Wiedenmann: Zum einen ist es ein Jahr, in dem sich Regierungen weltweit mit einem außerordentlichen Kraftakt und auch mit beachtlichen Erfolgen der Finanz- und Wirtschaftskrise stellten. Bei uns in Deutschland haben staatliche Hilfsprogramme wie die Abwrackprämie oder der Verlängerung des Kurzarbeitergeldes zweifelsohne dazu beitragen, dass der Konjunktureinbruch abgefedert wurde; sonst würde der Rückgang beim Bruttoinlandsprodukt von voraussichtlich rund sechs Prozent spürbar höher ausfallen.

Es ist aber auch ein Jahr der gespannten Erwartung, was noch kommen wird. Das zeigen zum Beispiel in diesen Wochen die Insolvenz großer Unternehmen und die Verlustmeldungen mancher Finanzkonzerne. Nachbeben sind also nicht auszuschließen, zumal das Vertrauen in das globale Bankensystem weiter zu stabilisieren ist. Insgesamt hat sich unsere regionale, mittelständisch geprägte Wirtschaft in diesem angespannten Umfeld bisher robust behauptet. Die Aussichten werden ebenfalls durchaus optimistisch eingeschätzt, wie jüngst eine Umfrage bei Geschäftsführern und Inhabern von heimischen Firmen ergab. Entscheidend wird auch sein wie stark der Export an Fahrt gewinnt und damit wieder zur Konjunkturlokomotive unserer Volkswirtschaft wird.

myheimat: Welche Schlüsse ziehen Sie aus der Wirtschaftskrise für Ihre Bank und was können Sie sowohl Ihren Privat- als auch Ihren Geschäftskunden empfehlen?

Wiedenmann: Wir gehören als genossenschaftliche Bank unseren Mitgliedern und praktizieren damit ein nachhaltiges Modell der Wertschöpfung, das sich auch in dieser Wirtschaftskrise bewährt hat.
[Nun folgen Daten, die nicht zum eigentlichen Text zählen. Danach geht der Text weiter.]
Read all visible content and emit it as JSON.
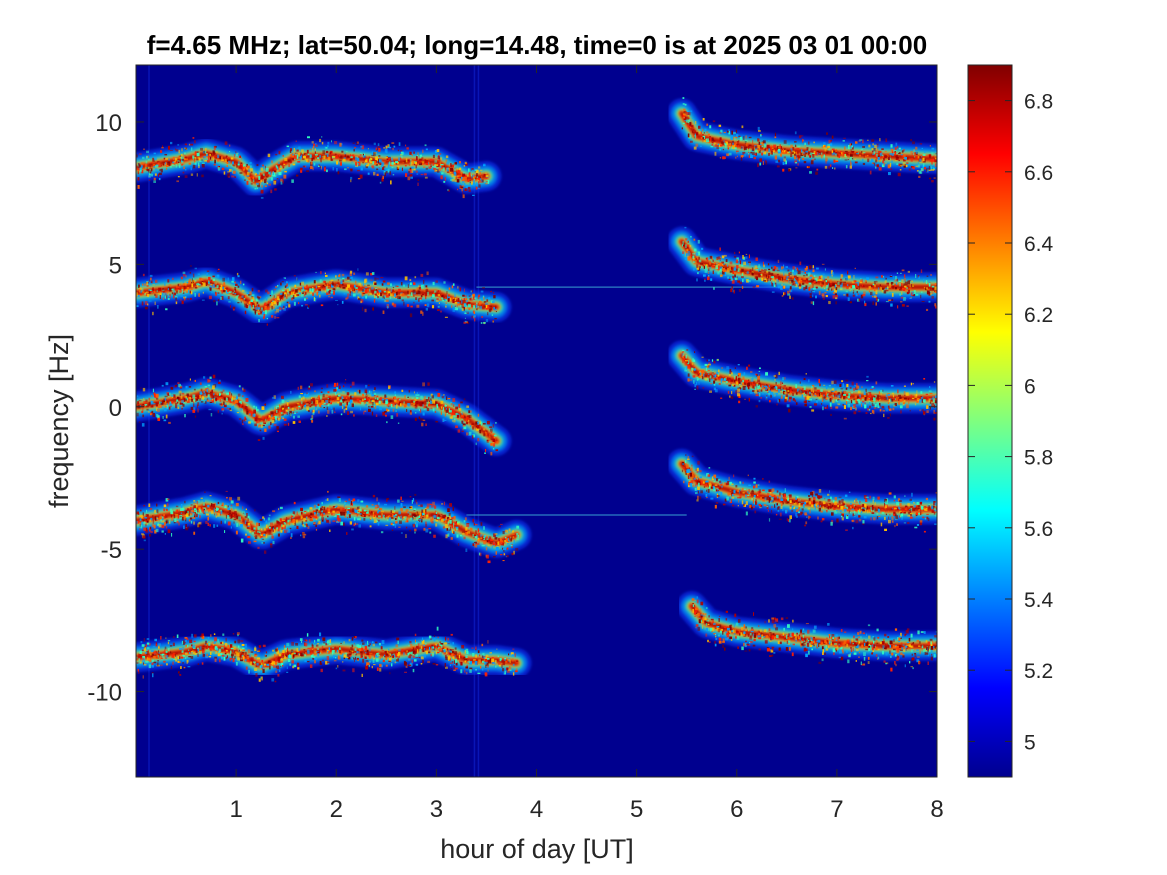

Anders als global agierende Finanzkonzerne unterwerfen wir uns also nicht dem Geschäftsmodell einer rigorosen Gewinnmaximierung, die letztlich zu einer Casino-Mentalität mit irrwitzigen Risiken geführt hat, welche die Finanzkrise auslöste. Wir sind auch keine Bank, die ferngesteuert wird von großen Konzernzentralen in Frankfurt, München, London oder Mailand. Wir betreiben Geschäfte, von denen wir etwas verstehen.
Wir sind eine Heimatbank und machen unsere Geschäftspolitik im Ries für die Menschen im Ries. Und deshalb empfehlen wir auch unseren Mitgliedern und Kunden - übrigens nicht nur in der Finanz- und Wirtschaftskrise - auf das zu setzen, was im Bankgeschäft eben wirklich zählt: Auf Nähe, Sicherheit, Vertrauen.

myheimat: Das genossenschaftliche Modell der Raiffeisen-Volksbank Ries stützt sich auf die von Friedrich Wilhelm Raiffeisen Mitte des 19. Jahrhunderts begründeten Prinzipien der Selbsthilfe, Selbstverantwortung und Selbstverwaltung. Ist das heute noch zeitgemäß?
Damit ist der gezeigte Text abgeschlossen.